Based on Cross-validation score and roc_auc curve we can see that Gradient Boost Classifier is showing good
accuracy with a low variance error. So we will consider Gradient Boost Classifier to predict the model.

In [None]:
ypredGB = GB.predict(xtest)
ypredGB

In [None]:
cm=confusion_matrix(ytest,ypredGB)
conf_matrix=pd.DataFrame(data=cm,columns=['Predicted:0','Predicted:1'],index=['Actual:0','Actual:1'])
plt.figure(figsize = (8,5))
sns.heatmap(conf_matrix, annot=True,fmt='d',cmap="YlGnBu")

In [None]:
plt.figure(figsize = (12,6), linewidth= 1)
plt.plot(fpr_gb, tpr_gb, label = 'GB Score: ' + str(round(GB.score(xtest,ytest), 5)))
plt.plot([0,1], [0,1], 'k--', label = 'Random guessing: 0.5')
plt.xlabel('False positive rate')
plt.ylabel('True positive rate')
plt.title('ROC Curve ')
plt.legend(loc='best')
plt.show()


In [None]:
print(classification_report(ytest,ypredGB))

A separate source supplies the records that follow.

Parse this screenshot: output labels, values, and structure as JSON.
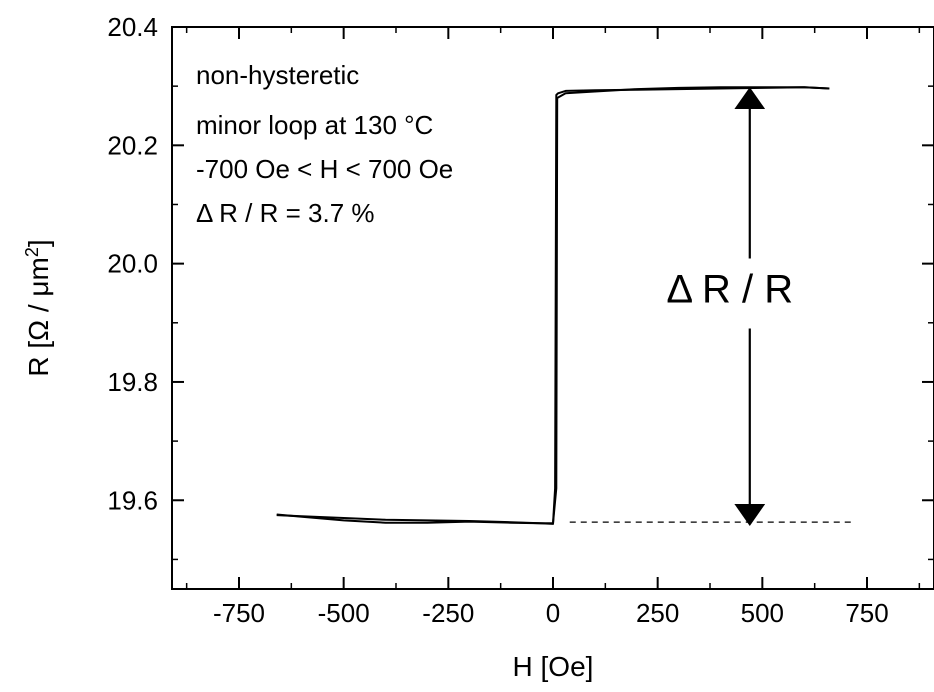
{
  "chart_data": {
    "type": "line",
    "title": "",
    "xlabel": "H [Oe]",
    "ylabel": "R [Ω / μm²]",
    "ylabel_parts": {
      "prefix": "R [Ω / μm",
      "sup": "2",
      "suffix": "]"
    },
    "xlim": [
      -910,
      910
    ],
    "ylim": [
      19.45,
      20.4
    ],
    "x_ticks": [
      -750,
      -500,
      -250,
      0,
      250,
      500,
      750
    ],
    "x_tick_labels": [
      "-750",
      "-500",
      "-250",
      "0",
      "250",
      "500",
      "750"
    ],
    "y_ticks": [
      19.6,
      19.8,
      20.0,
      20.2,
      20.4
    ],
    "y_tick_labels": [
      "19.6",
      "19.8",
      "20.0",
      "20.2",
      "20.4"
    ],
    "grid": false,
    "series": [
      {
        "values_x": [
          -660,
          -600,
          -500,
          -400,
          -300,
          -200,
          -100,
          -30,
          0,
          5,
          8,
          12,
          30,
          100,
          200,
          300,
          400,
          500,
          600,
          660
        ],
        "values_y": [
          19.575,
          19.573,
          19.57,
          19.567,
          19.566,
          19.565,
          19.563,
          19.561,
          19.56,
          19.62,
          20.285,
          20.288,
          20.292,
          20.293,
          20.294,
          20.295,
          20.296,
          20.297,
          20.298,
          20.296
        ],
        "color": "#000000"
      },
      {
        "values_x": [
          -660,
          -600,
          -500,
          -400,
          -300,
          -200,
          -100,
          -30,
          0,
          8,
          10,
          30,
          100,
          200,
          300,
          400,
          500,
          600,
          660
        ],
        "values_y": [
          19.576,
          19.572,
          19.566,
          19.562,
          19.562,
          19.564,
          19.562,
          19.561,
          19.561,
          19.62,
          20.28,
          20.288,
          20.291,
          20.295,
          20.297,
          20.298,
          20.298,
          20.298,
          20.296
        ],
        "color": "#000000"
      }
    ],
    "baseline": {
      "y": 19.563,
      "x_from": 40,
      "x_to": 720,
      "style": "dashed"
    },
    "arrow": {
      "x": 470,
      "y_from": 19.565,
      "y_to": 20.29,
      "label": "Δ R / R"
    },
    "annotations": [
      "non-hysteretic",
      "minor loop at 130 °C",
      "-700 Oe < H < 700 Oe",
      "Δ R / R =  3.7 %"
    ]
  }
}
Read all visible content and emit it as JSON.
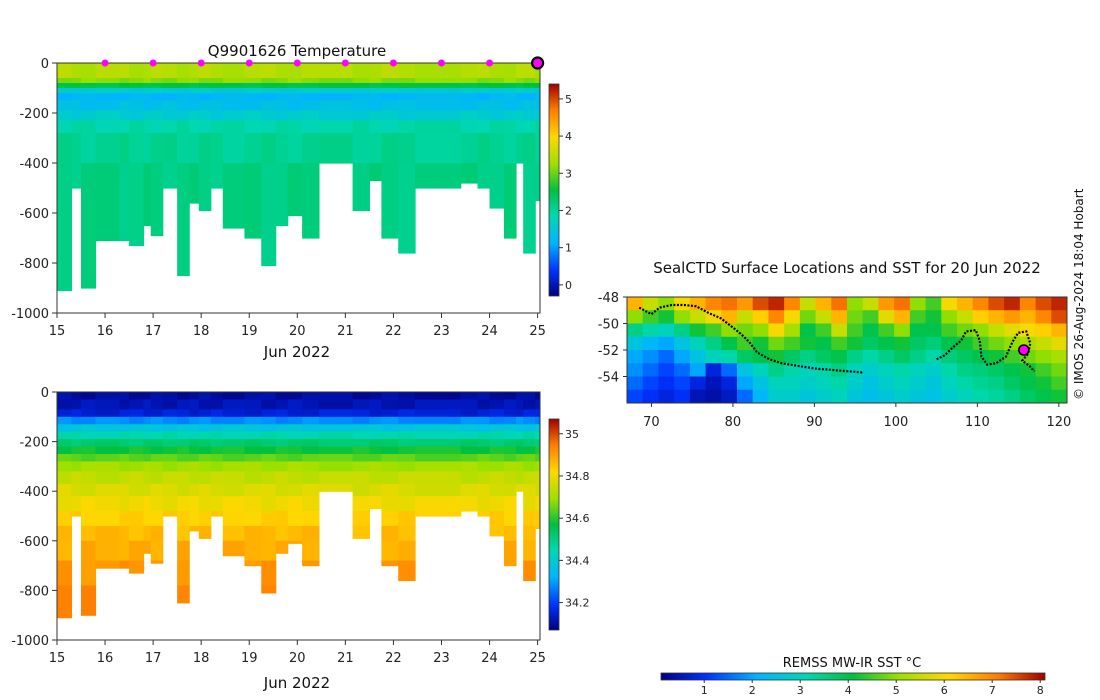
{
  "chart_data": [
    {
      "type": "heatmap",
      "title": "Q9901626  Temperature",
      "variable": "temperature",
      "xlabel": "Jun 2022",
      "x_ticks": [
        15,
        16,
        17,
        18,
        19,
        20,
        21,
        22,
        23,
        24,
        25
      ],
      "xlim": [
        15,
        25.05
      ],
      "ylim": [
        -1000,
        0
      ],
      "y_ticks": [
        0,
        -200,
        -400,
        -600,
        -800,
        -1000
      ],
      "colorbar": {
        "ticks": [
          0,
          1,
          2,
          3,
          4,
          5
        ],
        "range": [
          -0.3,
          5.4
        ]
      },
      "surface_markers_x": [
        16,
        17,
        18,
        19,
        20,
        21,
        22,
        23,
        24
      ],
      "current_marker_x": 25,
      "profiles": [
        {
          "x": 15.0,
          "max_depth": 910
        },
        {
          "x": 15.3,
          "max_depth": 500
        },
        {
          "x": 15.5,
          "max_depth": 900
        },
        {
          "x": 15.8,
          "max_depth": 710
        },
        {
          "x": 16.3,
          "max_depth": 710
        },
        {
          "x": 16.5,
          "max_depth": 730
        },
        {
          "x": 16.8,
          "max_depth": 650
        },
        {
          "x": 16.95,
          "max_depth": 690
        },
        {
          "x": 17.2,
          "max_depth": 500
        },
        {
          "x": 17.5,
          "max_depth": 850
        },
        {
          "x": 17.75,
          "max_depth": 560
        },
        {
          "x": 17.95,
          "max_depth": 590
        },
        {
          "x": 18.2,
          "max_depth": 500
        },
        {
          "x": 18.45,
          "max_depth": 660
        },
        {
          "x": 18.9,
          "max_depth": 700
        },
        {
          "x": 19.25,
          "max_depth": 810
        },
        {
          "x": 19.55,
          "max_depth": 650
        },
        {
          "x": 19.8,
          "max_depth": 610
        },
        {
          "x": 20.1,
          "max_depth": 700
        },
        {
          "x": 20.45,
          "max_depth": 400
        },
        {
          "x": 21.15,
          "max_depth": 590
        },
        {
          "x": 21.5,
          "max_depth": 470
        },
        {
          "x": 21.75,
          "max_depth": 700
        },
        {
          "x": 22.1,
          "max_depth": 760
        },
        {
          "x": 22.45,
          "max_depth": 500
        },
        {
          "x": 23.4,
          "max_depth": 480
        },
        {
          "x": 23.75,
          "max_depth": 500
        },
        {
          "x": 24.0,
          "max_depth": 580
        },
        {
          "x": 24.3,
          "max_depth": 700
        },
        {
          "x": 24.55,
          "max_depth": 400
        },
        {
          "x": 24.7,
          "max_depth": 760
        },
        {
          "x": 24.95,
          "max_depth": 550
        }
      ],
      "depth_profile": [
        {
          "to_depth": 60,
          "value": 3.4
        },
        {
          "to_depth": 80,
          "value": 3.15
        },
        {
          "to_depth": 100,
          "value": 2.5
        },
        {
          "to_depth": 120,
          "value": 1.6
        },
        {
          "to_depth": 150,
          "value": 1.2
        },
        {
          "to_depth": 190,
          "value": 1.35
        },
        {
          "to_depth": 230,
          "value": 1.6
        },
        {
          "to_depth": 280,
          "value": 1.9
        },
        {
          "to_depth": 400,
          "value": 2.05
        },
        {
          "to_depth": 1000,
          "value": 2.15
        }
      ]
    },
    {
      "type": "heatmap",
      "variable": "salinity",
      "xlabel": "Jun 2022",
      "x_ticks": [
        15,
        16,
        17,
        18,
        19,
        20,
        21,
        22,
        23,
        24,
        25
      ],
      "xlim": [
        15,
        25.05
      ],
      "ylim": [
        -1000,
        0
      ],
      "y_ticks": [
        0,
        -200,
        -400,
        -600,
        -800,
        -1000
      ],
      "colorbar": {
        "ticks": [
          34.2,
          34.4,
          34.6,
          34.8,
          35
        ],
        "ticklabels": [
          "34.2",
          "34.4",
          "34.6",
          "34.8",
          "35"
        ],
        "range": [
          34.07,
          35.07
        ]
      },
      "profiles": [
        {
          "x": 15.0,
          "max_depth": 910
        },
        {
          "x": 15.3,
          "max_depth": 500
        },
        {
          "x": 15.5,
          "max_depth": 900
        },
        {
          "x": 15.8,
          "max_depth": 710
        },
        {
          "x": 16.3,
          "max_depth": 710
        },
        {
          "x": 16.5,
          "max_depth": 730
        },
        {
          "x": 16.8,
          "max_depth": 650
        },
        {
          "x": 16.95,
          "max_depth": 690
        },
        {
          "x": 17.2,
          "max_depth": 500
        },
        {
          "x": 17.5,
          "max_depth": 850
        },
        {
          "x": 17.75,
          "max_depth": 560
        },
        {
          "x": 17.95,
          "max_depth": 590
        },
        {
          "x": 18.2,
          "max_depth": 500
        },
        {
          "x": 18.45,
          "max_depth": 660
        },
        {
          "x": 18.9,
          "max_depth": 700
        },
        {
          "x": 19.25,
          "max_depth": 810
        },
        {
          "x": 19.55,
          "max_depth": 650
        },
        {
          "x": 19.8,
          "max_depth": 610
        },
        {
          "x": 20.1,
          "max_depth": 700
        },
        {
          "x": 20.45,
          "max_depth": 400
        },
        {
          "x": 21.15,
          "max_depth": 590
        },
        {
          "x": 21.5,
          "max_depth": 470
        },
        {
          "x": 21.75,
          "max_depth": 700
        },
        {
          "x": 22.1,
          "max_depth": 760
        },
        {
          "x": 22.45,
          "max_depth": 500
        },
        {
          "x": 23.4,
          "max_depth": 480
        },
        {
          "x": 23.75,
          "max_depth": 500
        },
        {
          "x": 24.0,
          "max_depth": 580
        },
        {
          "x": 24.3,
          "max_depth": 700
        },
        {
          "x": 24.55,
          "max_depth": 400
        },
        {
          "x": 24.7,
          "max_depth": 760
        },
        {
          "x": 24.95,
          "max_depth": 550
        }
      ],
      "depth_profile": [
        {
          "to_depth": 30,
          "value": 34.1
        },
        {
          "to_depth": 70,
          "value": 34.12
        },
        {
          "to_depth": 100,
          "value": 34.15
        },
        {
          "to_depth": 130,
          "value": 34.28
        },
        {
          "to_depth": 160,
          "value": 34.38
        },
        {
          "to_depth": 190,
          "value": 34.45
        },
        {
          "to_depth": 220,
          "value": 34.52
        },
        {
          "to_depth": 250,
          "value": 34.58
        },
        {
          "to_depth": 280,
          "value": 34.64
        },
        {
          "to_depth": 320,
          "value": 34.7
        },
        {
          "to_depth": 370,
          "value": 34.74
        },
        {
          "to_depth": 420,
          "value": 34.77
        },
        {
          "to_depth": 480,
          "value": 34.8
        },
        {
          "to_depth": 540,
          "value": 34.83
        },
        {
          "to_depth": 600,
          "value": 34.86
        },
        {
          "to_depth": 680,
          "value": 34.88
        },
        {
          "to_depth": 780,
          "value": 34.91
        },
        {
          "to_depth": 1000,
          "value": 34.94
        }
      ]
    },
    {
      "type": "heatmap",
      "title": "SealCTD Surface Locations and SST for 20 Jun 2022",
      "xlim": [
        67,
        121
      ],
      "ylim": [
        -56,
        -48
      ],
      "x_ticks": [
        70,
        80,
        90,
        100,
        110,
        120
      ],
      "y_ticks": [
        -48,
        -50,
        -52,
        -54
      ],
      "colorbar": {
        "label": "REMSS MW-IR SST °C",
        "ticks": [
          1,
          2,
          3,
          4,
          5,
          6,
          7,
          8
        ],
        "range": [
          0.1,
          8.1
        ]
      },
      "track": [
        [
          68.5,
          -48.8
        ],
        [
          70,
          -49.3
        ],
        [
          71,
          -48.8
        ],
        [
          72.5,
          -48.6
        ],
        [
          74,
          -48.6
        ],
        [
          75.5,
          -48.7
        ],
        [
          77,
          -49.2
        ],
        [
          78.5,
          -49.6
        ],
        [
          80,
          -50.3
        ],
        [
          81,
          -50.8
        ],
        [
          82,
          -51.4
        ],
        [
          83,
          -52.2
        ],
        [
          84.5,
          -52.7
        ],
        [
          86,
          -53
        ],
        [
          88,
          -53.2
        ],
        [
          90,
          -53.4
        ],
        [
          92,
          -53.5
        ],
        [
          94,
          -53.6
        ],
        [
          96,
          -53.7
        ]
      ],
      "track2": [
        [
          105,
          -52.7
        ],
        [
          106,
          -52.4
        ],
        [
          107,
          -51.8
        ],
        [
          108,
          -51.3
        ],
        [
          108.6,
          -50.6
        ],
        [
          109.8,
          -50.5
        ],
        [
          110.3,
          -51.3
        ],
        [
          110.5,
          -52.5
        ],
        [
          111.2,
          -53.1
        ],
        [
          112.3,
          -53
        ],
        [
          113.5,
          -52.5
        ],
        [
          114.3,
          -51.4
        ],
        [
          115,
          -50.7
        ],
        [
          116,
          -50.6
        ],
        [
          116.5,
          -51.5
        ],
        [
          116.2,
          -52.3
        ],
        [
          115.5,
          -52.8
        ],
        [
          116.4,
          -53.2
        ],
        [
          117,
          -53.6
        ]
      ],
      "current_location": [
        115.7,
        -52.0
      ],
      "sst_field": [
        [
          6.5,
          5.5,
          5.0,
          6.0,
          6.5,
          7.0,
          7.2,
          6.8,
          7.5,
          7.8,
          7.0,
          5.5,
          6.5,
          7.2,
          5.0,
          5.5,
          6.8,
          7.2,
          5.0,
          4.5,
          6.0,
          6.5,
          7.0,
          7.5,
          7.8,
          7.0,
          7.5,
          7.8
        ],
        [
          5.0,
          4.5,
          4.2,
          5.0,
          5.5,
          6.0,
          6.5,
          5.5,
          6.2,
          7.0,
          6.0,
          4.8,
          5.5,
          6.5,
          4.8,
          4.5,
          5.8,
          6.5,
          4.5,
          4.2,
          5.0,
          5.5,
          6.2,
          6.5,
          6.8,
          6.5,
          7.0,
          7.5
        ],
        [
          3.5,
          3.2,
          3.0,
          3.5,
          4.2,
          4.5,
          5.0,
          4.8,
          5.0,
          6.0,
          5.2,
          4.0,
          4.5,
          5.5,
          4.5,
          4.0,
          4.5,
          5.0,
          4.0,
          4.0,
          4.5,
          4.8,
          5.0,
          5.5,
          5.8,
          6.0,
          6.2,
          6.5
        ],
        [
          2.5,
          2.2,
          2.0,
          2.5,
          3.0,
          3.5,
          4.0,
          4.5,
          4.2,
          4.8,
          4.5,
          4.2,
          4.0,
          4.5,
          4.2,
          3.8,
          4.0,
          4.2,
          3.8,
          3.6,
          4.0,
          4.2,
          4.5,
          4.8,
          5.0,
          5.2,
          5.5,
          5.8
        ],
        [
          2.0,
          1.8,
          1.5,
          2.0,
          2.5,
          3.0,
          3.2,
          3.8,
          4.0,
          4.2,
          3.8,
          3.5,
          3.8,
          4.0,
          3.5,
          3.2,
          3.5,
          3.8,
          3.5,
          3.2,
          3.6,
          3.8,
          4.0,
          4.2,
          4.5,
          4.8,
          5.0,
          5.2
        ],
        [
          1.8,
          1.5,
          1.2,
          1.5,
          2.0,
          0.8,
          1.5,
          2.5,
          3.0,
          3.5,
          3.2,
          3.0,
          3.2,
          3.5,
          3.0,
          2.8,
          3.0,
          3.2,
          3.0,
          2.8,
          3.2,
          3.5,
          3.6,
          3.8,
          4.0,
          4.2,
          4.5,
          4.8
        ],
        [
          1.5,
          1.2,
          1.0,
          1.2,
          0.8,
          0.5,
          0.8,
          2.0,
          2.5,
          3.0,
          3.0,
          2.8,
          3.0,
          3.2,
          2.8,
          2.5,
          2.8,
          3.0,
          2.8,
          2.6,
          3.0,
          3.2,
          3.4,
          3.5,
          3.8,
          4.0,
          4.2,
          4.5
        ],
        [
          1.2,
          1.0,
          0.8,
          1.0,
          0.5,
          0.4,
          0.6,
          1.5,
          2.2,
          2.8,
          2.8,
          2.6,
          2.8,
          3.0,
          2.6,
          2.4,
          2.6,
          2.8,
          2.6,
          2.5,
          2.8,
          3.0,
          3.2,
          3.3,
          3.5,
          3.8,
          4.0,
          4.2
        ]
      ]
    }
  ],
  "credit": "© IMOS 26-Aug-2024 18:04 Hobart"
}
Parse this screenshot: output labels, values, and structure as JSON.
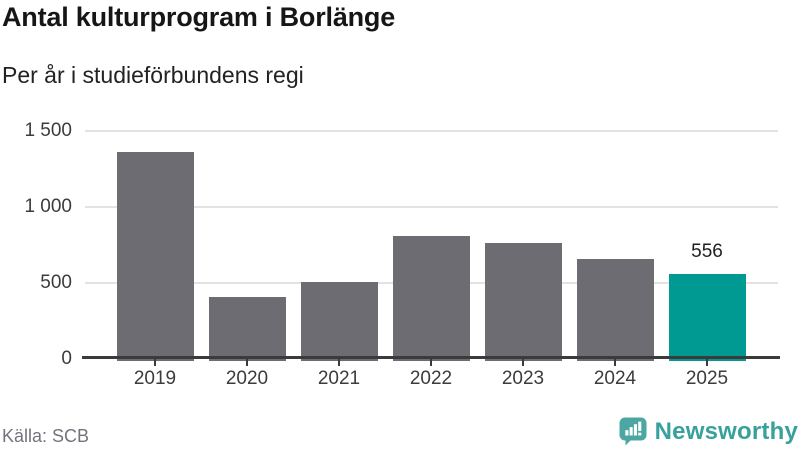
{
  "header": {
    "title": "Antal kulturprogram i Borlänge",
    "subtitle": "Per år i studieförbundens regi"
  },
  "chart_data": {
    "type": "bar",
    "title": "Antal kulturprogram i Borlänge",
    "subtitle": "Per år i studieförbundens regi",
    "categories": [
      "2019",
      "2020",
      "2021",
      "2022",
      "2023",
      "2024",
      "2025"
    ],
    "values": [
      1360,
      410,
      505,
      810,
      760,
      655,
      556
    ],
    "highlight_category": "2025",
    "bar_labels": {
      "2025": "556"
    },
    "xlabel": "",
    "ylabel": "",
    "ylim": [
      0,
      1500
    ],
    "yticks": [
      {
        "value": 0,
        "label": "0"
      },
      {
        "value": 500,
        "label": "500"
      },
      {
        "value": 1000,
        "label": "1 000"
      },
      {
        "value": 1500,
        "label": "1 500"
      }
    ],
    "grid": true,
    "legend": false,
    "colors": {
      "bar": "#6d6c72",
      "highlight": "#009a93",
      "gridline": "#e3e3e3",
      "axis": "#3b3b3b"
    }
  },
  "footer": {
    "source": "Källa: SCB",
    "brand": "Newsworthy",
    "brand_icon": "bar-chart-speech-bubble-icon",
    "brand_colors": {
      "icon": "#4ca6a1",
      "text": "#38a19b"
    }
  }
}
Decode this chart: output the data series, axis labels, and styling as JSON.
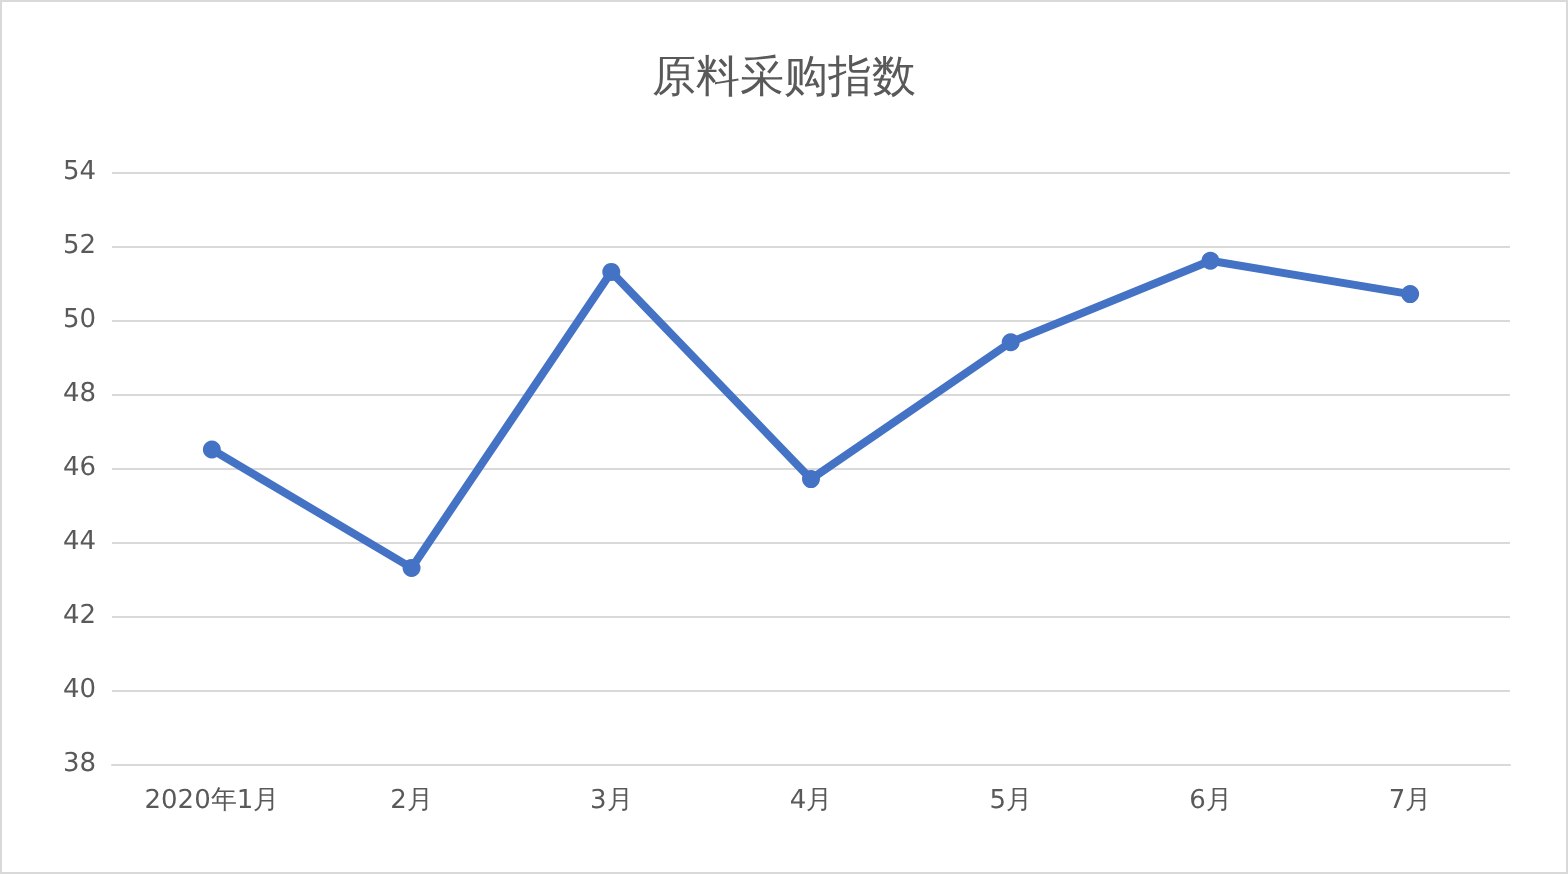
{
  "chart_data": {
    "type": "line",
    "title": "原料采购指数",
    "categories": [
      "2020年1月",
      "2月",
      "3月",
      "4月",
      "5月",
      "6月",
      "7月"
    ],
    "values": [
      46.5,
      43.3,
      51.3,
      45.7,
      49.4,
      51.6,
      50.7
    ],
    "color": "#4472c4",
    "ylim": [
      38,
      54
    ],
    "yticks": [
      38,
      40,
      42,
      44,
      46,
      48,
      50,
      52,
      54
    ],
    "grid": "y",
    "marker": "circle",
    "line_style": "solid"
  }
}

Gradient Boost has increased the recall rate of customers who have churned compared to the logistic regression base model. But still there are isclassiified data points also which might further 
can be improved by hypertuning the parameters. This model still needs more improvement to further predict the customers well who are likely to churn and exit the bank. 
Gradient Boost has better accuracy than the other models. This model can help the bank in identifying the customers who are likely to exit the bank and thus make decision and strategies which can help them retain the customers.